China will accept applications early next year from foreign insurers seeking to take control of their local joint ventures and is even weighing giving them full ownership earlier than flagged, Reuters reports, citing people with knowledge of the matter.
The regulator will publish its final guidelines as soon as the first quarter of 2019 and will begin taking applications from interested foreign insurers soon after that, the sources were quoted as saying
China has set an agenda to open up its financial sector and has already taken steps this year to relax foreign ownerships in securities ventures.
Beijing said in November last year that for insurance ventures it would first raise the foreign ownership cap to 51 percent from 50 percent. It has also pledged to remove the limit completely in three years.
But there has been little clarity on the status of the sector’s opening up, and doubts about Beijing’s commitment has crept in amid an escalating Sino-US trade war and a regulatory overhaul.

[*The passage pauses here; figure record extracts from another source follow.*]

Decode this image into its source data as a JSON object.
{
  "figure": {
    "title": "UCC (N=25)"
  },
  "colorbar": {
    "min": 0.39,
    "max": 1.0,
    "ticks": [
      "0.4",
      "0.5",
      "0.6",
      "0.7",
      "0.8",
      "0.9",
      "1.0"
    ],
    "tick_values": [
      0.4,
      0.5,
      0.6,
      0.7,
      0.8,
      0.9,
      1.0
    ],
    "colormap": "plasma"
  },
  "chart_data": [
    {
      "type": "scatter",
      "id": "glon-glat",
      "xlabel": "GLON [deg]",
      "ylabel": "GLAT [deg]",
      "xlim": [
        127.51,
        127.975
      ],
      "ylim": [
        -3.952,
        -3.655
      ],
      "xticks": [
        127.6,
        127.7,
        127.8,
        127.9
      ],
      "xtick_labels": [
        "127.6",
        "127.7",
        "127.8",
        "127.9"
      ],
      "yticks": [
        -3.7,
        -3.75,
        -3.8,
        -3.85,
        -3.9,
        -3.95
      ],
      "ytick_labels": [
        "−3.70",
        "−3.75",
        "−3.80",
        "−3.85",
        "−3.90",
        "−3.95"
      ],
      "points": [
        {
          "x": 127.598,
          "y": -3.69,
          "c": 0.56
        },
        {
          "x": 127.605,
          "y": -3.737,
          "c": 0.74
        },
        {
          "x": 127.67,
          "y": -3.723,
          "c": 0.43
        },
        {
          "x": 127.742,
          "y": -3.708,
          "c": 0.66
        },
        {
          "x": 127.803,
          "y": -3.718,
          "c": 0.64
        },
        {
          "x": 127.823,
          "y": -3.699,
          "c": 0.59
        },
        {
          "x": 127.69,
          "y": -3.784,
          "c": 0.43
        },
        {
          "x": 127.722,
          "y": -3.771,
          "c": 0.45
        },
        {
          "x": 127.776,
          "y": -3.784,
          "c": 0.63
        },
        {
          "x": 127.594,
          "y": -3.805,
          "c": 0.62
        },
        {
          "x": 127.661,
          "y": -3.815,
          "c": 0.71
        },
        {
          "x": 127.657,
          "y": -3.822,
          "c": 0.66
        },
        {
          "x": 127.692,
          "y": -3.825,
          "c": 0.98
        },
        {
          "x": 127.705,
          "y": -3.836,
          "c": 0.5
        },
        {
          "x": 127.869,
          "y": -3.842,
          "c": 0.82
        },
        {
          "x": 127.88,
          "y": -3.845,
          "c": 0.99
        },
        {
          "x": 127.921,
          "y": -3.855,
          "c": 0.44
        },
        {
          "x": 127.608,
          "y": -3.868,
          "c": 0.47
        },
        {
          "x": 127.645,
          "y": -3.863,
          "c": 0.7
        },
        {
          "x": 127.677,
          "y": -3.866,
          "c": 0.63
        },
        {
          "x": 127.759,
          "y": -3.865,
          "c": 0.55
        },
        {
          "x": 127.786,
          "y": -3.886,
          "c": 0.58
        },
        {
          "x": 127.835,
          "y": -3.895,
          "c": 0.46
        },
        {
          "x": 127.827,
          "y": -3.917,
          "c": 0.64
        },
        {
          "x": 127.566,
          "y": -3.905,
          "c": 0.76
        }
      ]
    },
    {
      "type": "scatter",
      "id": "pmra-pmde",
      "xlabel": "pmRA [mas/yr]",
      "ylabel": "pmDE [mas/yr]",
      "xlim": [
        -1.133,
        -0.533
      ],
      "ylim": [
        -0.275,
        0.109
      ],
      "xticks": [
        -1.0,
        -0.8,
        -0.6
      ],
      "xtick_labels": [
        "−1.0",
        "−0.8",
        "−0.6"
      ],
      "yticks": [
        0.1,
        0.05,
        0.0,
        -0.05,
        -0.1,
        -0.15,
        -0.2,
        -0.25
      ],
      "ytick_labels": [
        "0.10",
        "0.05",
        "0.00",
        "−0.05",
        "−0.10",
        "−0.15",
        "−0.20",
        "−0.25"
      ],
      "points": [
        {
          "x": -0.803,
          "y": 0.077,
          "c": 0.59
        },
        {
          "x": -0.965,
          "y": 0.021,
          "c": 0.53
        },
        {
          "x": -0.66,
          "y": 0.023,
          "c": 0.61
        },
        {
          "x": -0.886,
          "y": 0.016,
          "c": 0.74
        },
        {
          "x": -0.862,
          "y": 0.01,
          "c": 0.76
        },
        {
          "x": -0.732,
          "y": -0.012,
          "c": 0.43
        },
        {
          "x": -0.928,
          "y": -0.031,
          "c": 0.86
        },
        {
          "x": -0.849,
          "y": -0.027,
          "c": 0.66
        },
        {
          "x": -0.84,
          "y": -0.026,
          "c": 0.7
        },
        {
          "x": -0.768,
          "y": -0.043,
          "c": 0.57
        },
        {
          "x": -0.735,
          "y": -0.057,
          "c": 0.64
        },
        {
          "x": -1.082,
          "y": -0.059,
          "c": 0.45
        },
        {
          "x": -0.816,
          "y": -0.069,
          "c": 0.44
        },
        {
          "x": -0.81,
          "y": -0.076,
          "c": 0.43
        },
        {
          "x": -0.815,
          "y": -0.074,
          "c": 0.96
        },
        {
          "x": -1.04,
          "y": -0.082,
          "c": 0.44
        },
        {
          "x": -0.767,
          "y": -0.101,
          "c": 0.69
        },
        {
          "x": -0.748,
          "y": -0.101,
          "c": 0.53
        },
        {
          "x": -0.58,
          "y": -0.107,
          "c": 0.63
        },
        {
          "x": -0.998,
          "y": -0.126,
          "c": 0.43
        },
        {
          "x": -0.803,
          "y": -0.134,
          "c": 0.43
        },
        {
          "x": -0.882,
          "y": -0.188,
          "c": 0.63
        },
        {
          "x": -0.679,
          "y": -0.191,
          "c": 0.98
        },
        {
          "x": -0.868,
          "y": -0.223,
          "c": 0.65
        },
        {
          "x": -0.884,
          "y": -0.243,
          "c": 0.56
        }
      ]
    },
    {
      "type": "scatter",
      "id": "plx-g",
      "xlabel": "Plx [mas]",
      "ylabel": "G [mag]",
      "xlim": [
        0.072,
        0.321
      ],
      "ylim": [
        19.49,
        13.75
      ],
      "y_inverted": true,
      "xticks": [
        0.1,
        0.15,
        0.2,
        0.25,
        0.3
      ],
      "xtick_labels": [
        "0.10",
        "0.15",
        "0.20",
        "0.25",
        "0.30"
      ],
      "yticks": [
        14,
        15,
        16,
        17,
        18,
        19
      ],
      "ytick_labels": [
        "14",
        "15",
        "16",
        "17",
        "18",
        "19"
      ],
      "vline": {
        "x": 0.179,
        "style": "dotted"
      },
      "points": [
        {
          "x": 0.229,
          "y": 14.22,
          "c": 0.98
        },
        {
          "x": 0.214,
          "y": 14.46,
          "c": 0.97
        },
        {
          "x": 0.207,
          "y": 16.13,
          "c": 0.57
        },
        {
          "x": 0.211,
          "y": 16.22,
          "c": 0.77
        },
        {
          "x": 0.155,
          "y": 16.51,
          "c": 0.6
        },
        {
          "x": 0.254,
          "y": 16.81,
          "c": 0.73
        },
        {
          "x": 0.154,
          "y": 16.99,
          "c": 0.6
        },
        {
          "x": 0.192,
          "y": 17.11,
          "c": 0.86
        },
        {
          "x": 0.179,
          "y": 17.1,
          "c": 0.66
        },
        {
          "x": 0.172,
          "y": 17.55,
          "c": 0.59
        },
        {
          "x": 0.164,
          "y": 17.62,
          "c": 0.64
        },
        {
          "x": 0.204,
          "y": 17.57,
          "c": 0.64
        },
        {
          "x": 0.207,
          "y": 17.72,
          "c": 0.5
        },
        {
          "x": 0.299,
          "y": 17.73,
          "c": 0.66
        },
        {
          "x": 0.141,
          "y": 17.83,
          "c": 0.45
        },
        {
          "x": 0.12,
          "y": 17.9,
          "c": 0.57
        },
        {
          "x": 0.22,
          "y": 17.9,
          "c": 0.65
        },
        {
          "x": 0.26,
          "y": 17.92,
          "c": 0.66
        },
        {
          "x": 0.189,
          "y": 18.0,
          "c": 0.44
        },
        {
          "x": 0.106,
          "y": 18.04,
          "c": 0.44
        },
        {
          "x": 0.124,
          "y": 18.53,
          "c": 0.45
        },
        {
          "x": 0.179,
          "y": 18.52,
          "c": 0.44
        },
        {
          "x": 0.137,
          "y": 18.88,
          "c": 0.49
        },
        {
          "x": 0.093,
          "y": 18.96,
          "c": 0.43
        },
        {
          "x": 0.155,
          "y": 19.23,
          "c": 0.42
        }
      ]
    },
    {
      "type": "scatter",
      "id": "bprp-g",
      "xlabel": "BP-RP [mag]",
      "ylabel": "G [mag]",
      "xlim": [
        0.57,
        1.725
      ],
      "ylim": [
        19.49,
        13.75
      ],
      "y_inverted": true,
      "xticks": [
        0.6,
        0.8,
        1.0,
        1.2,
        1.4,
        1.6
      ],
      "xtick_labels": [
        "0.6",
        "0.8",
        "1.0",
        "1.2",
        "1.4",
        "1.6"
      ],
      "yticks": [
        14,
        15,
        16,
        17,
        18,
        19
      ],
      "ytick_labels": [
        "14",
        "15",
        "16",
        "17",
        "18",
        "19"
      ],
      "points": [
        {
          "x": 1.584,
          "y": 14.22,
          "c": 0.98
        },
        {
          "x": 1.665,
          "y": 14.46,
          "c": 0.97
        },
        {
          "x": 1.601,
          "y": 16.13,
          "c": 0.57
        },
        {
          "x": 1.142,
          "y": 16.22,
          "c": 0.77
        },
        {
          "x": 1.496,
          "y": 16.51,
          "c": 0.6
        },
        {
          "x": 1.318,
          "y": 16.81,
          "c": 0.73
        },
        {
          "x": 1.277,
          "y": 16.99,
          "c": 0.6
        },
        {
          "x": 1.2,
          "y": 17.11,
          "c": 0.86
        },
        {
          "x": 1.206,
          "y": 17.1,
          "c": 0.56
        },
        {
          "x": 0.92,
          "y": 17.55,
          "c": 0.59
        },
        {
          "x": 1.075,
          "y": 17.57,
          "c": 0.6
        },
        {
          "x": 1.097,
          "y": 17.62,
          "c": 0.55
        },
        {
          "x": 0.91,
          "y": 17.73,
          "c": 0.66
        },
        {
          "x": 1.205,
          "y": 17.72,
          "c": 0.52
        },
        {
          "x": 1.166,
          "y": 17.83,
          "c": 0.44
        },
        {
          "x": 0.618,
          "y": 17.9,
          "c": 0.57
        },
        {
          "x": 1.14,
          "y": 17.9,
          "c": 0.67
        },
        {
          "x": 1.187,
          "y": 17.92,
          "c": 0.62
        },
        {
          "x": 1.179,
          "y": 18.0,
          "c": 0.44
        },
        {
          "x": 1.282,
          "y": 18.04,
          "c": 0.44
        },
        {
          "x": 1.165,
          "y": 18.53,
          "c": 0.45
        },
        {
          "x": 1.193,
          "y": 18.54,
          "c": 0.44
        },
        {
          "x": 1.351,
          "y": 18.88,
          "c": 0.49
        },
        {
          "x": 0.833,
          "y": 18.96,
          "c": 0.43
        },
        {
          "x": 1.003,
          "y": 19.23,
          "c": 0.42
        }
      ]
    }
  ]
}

The plans for the insurance sector show the liberalization plan has not been derailed, the report said.
The regulator is now considering advancing the three-year timeline for allowing foreign insurers to take full control of their onshore joint ventures, sources told Reuters.
“We have seen no signs of China looking to delay or put on hold its commitments to open up the financial sector despite the challenges on other fronts. If anything, they are looking to advance the process,” a top executive at a large foreign insurance company was quoted as saying.
The China Banking and Insurance Regulatory Commission (CBIRC) is said to be currently reviewing the feedback it received as part of a sector consultation process that ended recently.
The regulator, in a consultation paper issued earlier this year and seen by Reuters, has proposed, among other measures, that the major shareholder of a foreign-funded insurer will not be allowed to sell the equity within five years from its acquisition.
While a one percentage point rise in the equity ownership would not have a big impact on the balance sheets of the global insurers, winning management control would help drive the business and facilitate decisions on expansion.
The regulator is likely to make it easier for foreign-owned joint ventures to expand into new provinces, moving away from its current practice of rationing of new branch opening applications, according to the report.